The Hormel Institute’s CryoEM microscope will soon be used for a new area of research – Alzheimer’s disease. Dr. Amer Alam, head of the Structural Biology of Membrane Transport lab at The Hormel Institute, has received a $435,750 2-year grant from the NIH Institute of Aging to study a specific protein, its effects on Alzheimer’s disease, and its possible use in future Alzheimer’s treatments.
Alzheimer’s disease represents one of the most important current healthcare challenges and is a leading cause of death worldwide. Alzheimer’s disease accounts for the overwhelming majority of dementias, which affect over 35 million people worldwide. This number is expected to double every twenty years.
Dr. Alam’s Alzheimer’s disease research focuses on a protein called Adenosine triphosphate (ATP) Binding Cassette Subfamily A member 7 (ABCA7) that transports molecules across cell membranes.
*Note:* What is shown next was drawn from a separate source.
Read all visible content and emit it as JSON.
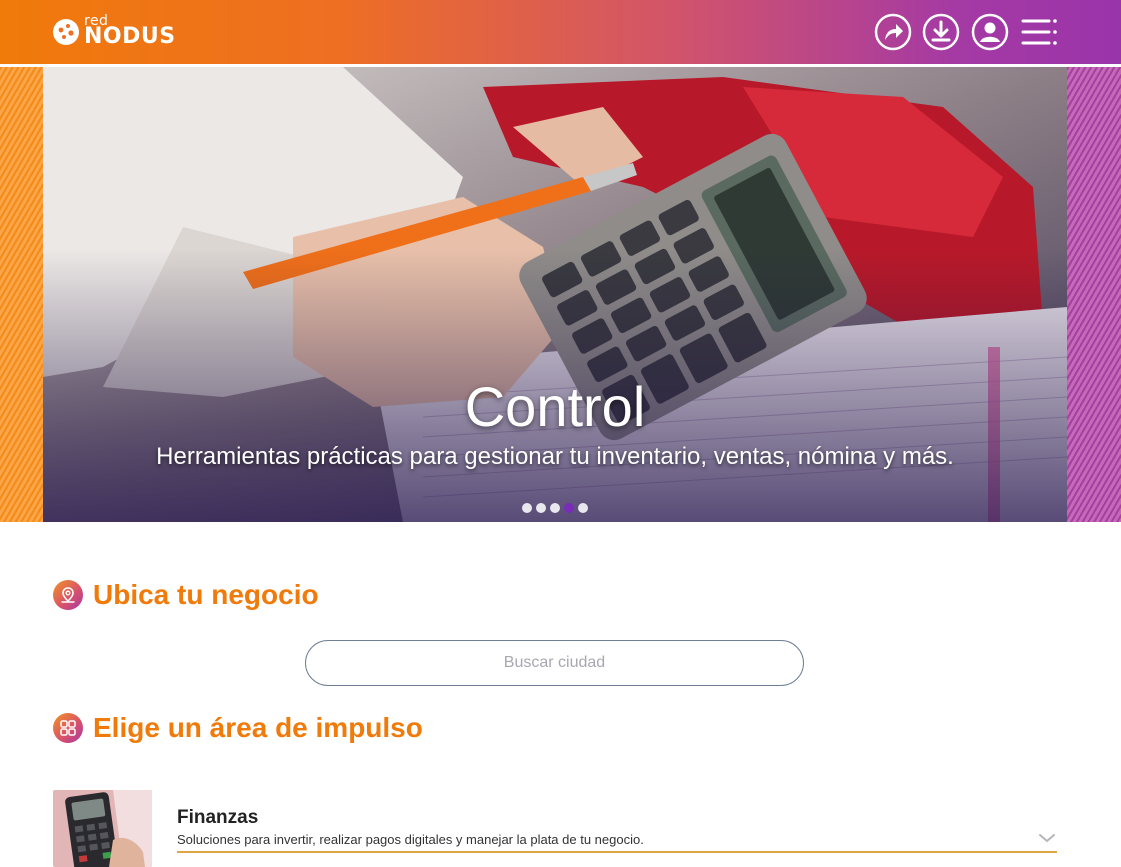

Dysfunction of ABCA7 has been linked to both early and late onset Alzheimer’s disease through alterations in lipid homeostasis, Amyloid-Beta (Aβ) homeostasis, and phagocytosis. ABCA7 single nucleotide polymorphisms, or genetic variations, have been associated with late onset Alzheimer’s disease, suggesting that targeting ABCA7 could pave the way forward for new therapeutic Alzheimer’s disease strategies.
“Our results will shed light on the physiological functioning of human ABCA7, which is as of yet poorly understood, and validate its potential utilization as a therapeutic target for which future antibody and drug discovery efforts can be directed, thereby bridging basic and translational research for this relatively unexplored area of AD research,” shared Dr. Alam.
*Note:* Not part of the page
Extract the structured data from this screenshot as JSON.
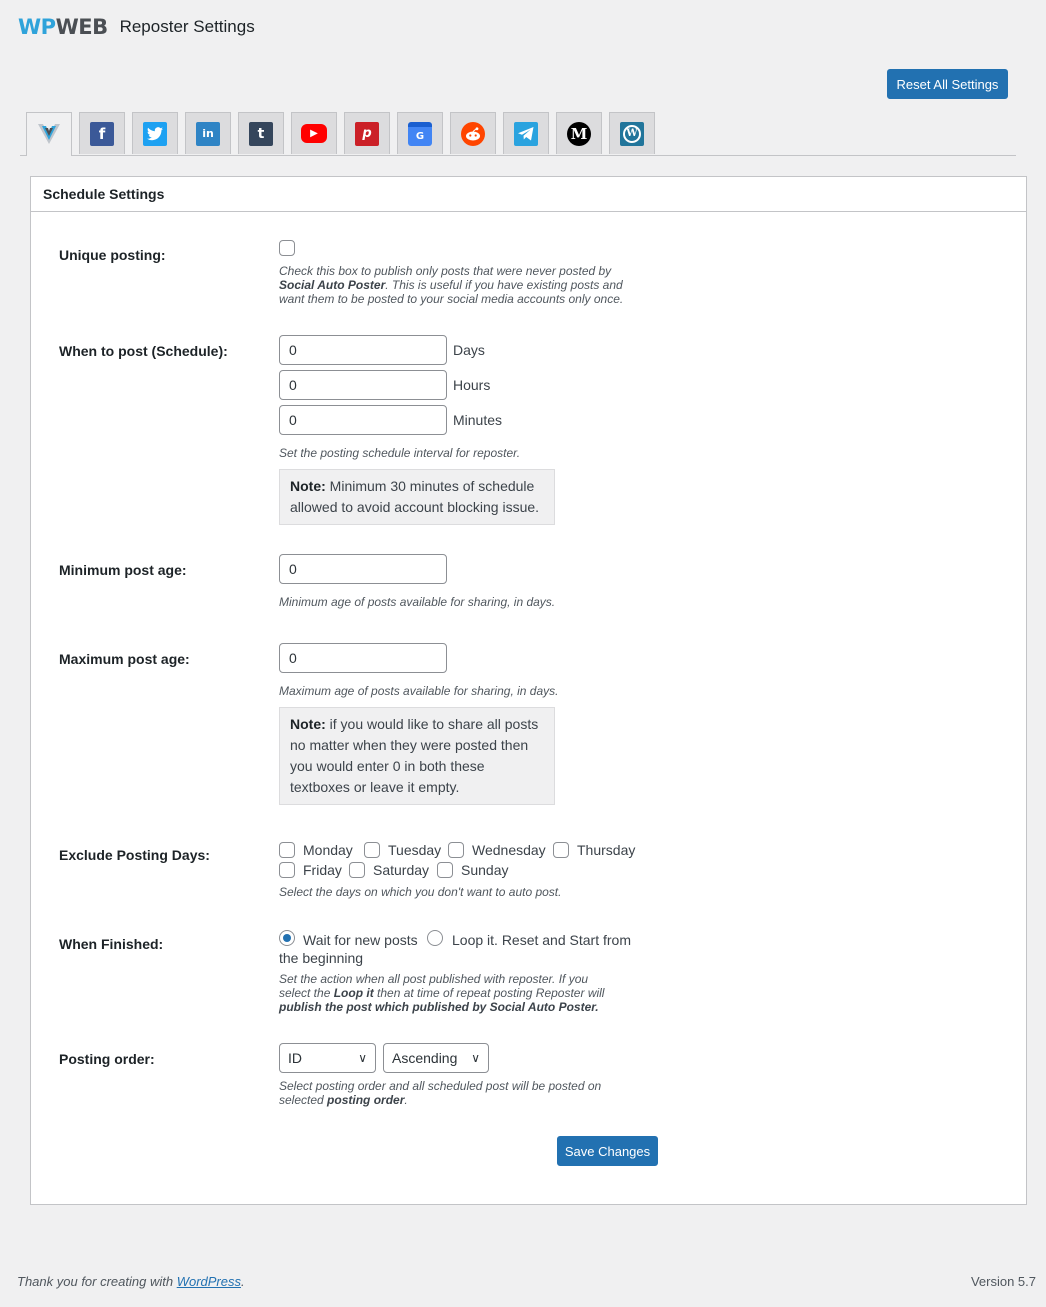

The long-term objectives of Dr. Alam’s research project are to gain insight into how human ABCA7 (hABCA7) looks and how it works. He and his team will use a combination of high-resolution structural analysis, in vitro functional characterization, and discovery of antibody and small molecule binders for hABCA7. The latter will aid in diagnostics and targeting, or function as potentiators and/or correctors of hABCA7 dysfunction.
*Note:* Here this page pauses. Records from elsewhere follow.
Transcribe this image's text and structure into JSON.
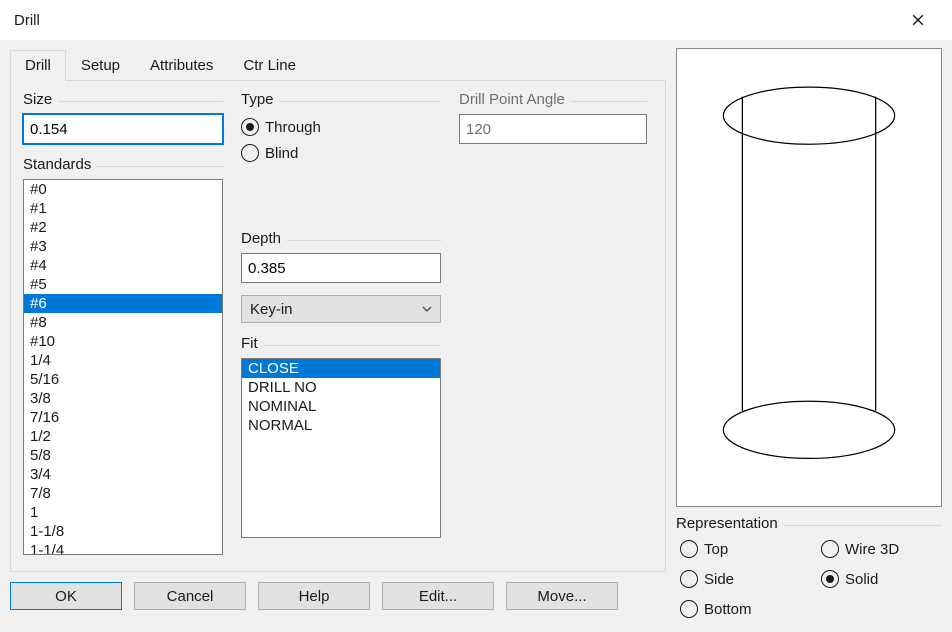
{
  "window": {
    "title": "Drill"
  },
  "tabs": [
    "Drill",
    "Setup",
    "Attributes",
    "Ctr Line"
  ],
  "active_tab": 0,
  "size": {
    "label": "Size",
    "value": "0.154"
  },
  "standards": {
    "label": "Standards",
    "items": [
      "#0",
      "#1",
      "#2",
      "#3",
      "#4",
      "#5",
      "#6",
      "#8",
      "#10",
      "1/4",
      "5/16",
      "3/8",
      "7/16",
      "1/2",
      "5/8",
      "3/4",
      "7/8",
      "1",
      "1-1/8",
      "1-1/4"
    ],
    "selected_index": 6
  },
  "type": {
    "label": "Type",
    "options": [
      "Through",
      "Blind"
    ],
    "selected_index": 0
  },
  "depth": {
    "label": "Depth",
    "value": "0.385"
  },
  "depth_mode": {
    "value": "Key-in"
  },
  "fit": {
    "label": "Fit",
    "items": [
      "CLOSE",
      "DRILL NO",
      "NOMINAL",
      "NORMAL"
    ],
    "selected_index": 0
  },
  "angle": {
    "label": "Drill Point Angle",
    "value": "120"
  },
  "representation": {
    "label": "Representation",
    "options": [
      "Top",
      "Wire 3D",
      "Side",
      "Solid",
      "Bottom"
    ],
    "selected_index": 3
  },
  "buttons": {
    "ok": "OK",
    "cancel": "Cancel",
    "help": "Help",
    "edit": "Edit...",
    "move": "Move..."
  }
}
The Hormel Institute’s CryoEM was added as part of the 2016 expansion. It is one of the world’s most powerful microscopes and allows scientists to see the structure of some of the smallest parts of our bodies – down to the near-atomic level. In this research project, the CryoEM will be used to create a detailed analysis of hABCA7 by itself and while it interacts with different molecules and lipid environments.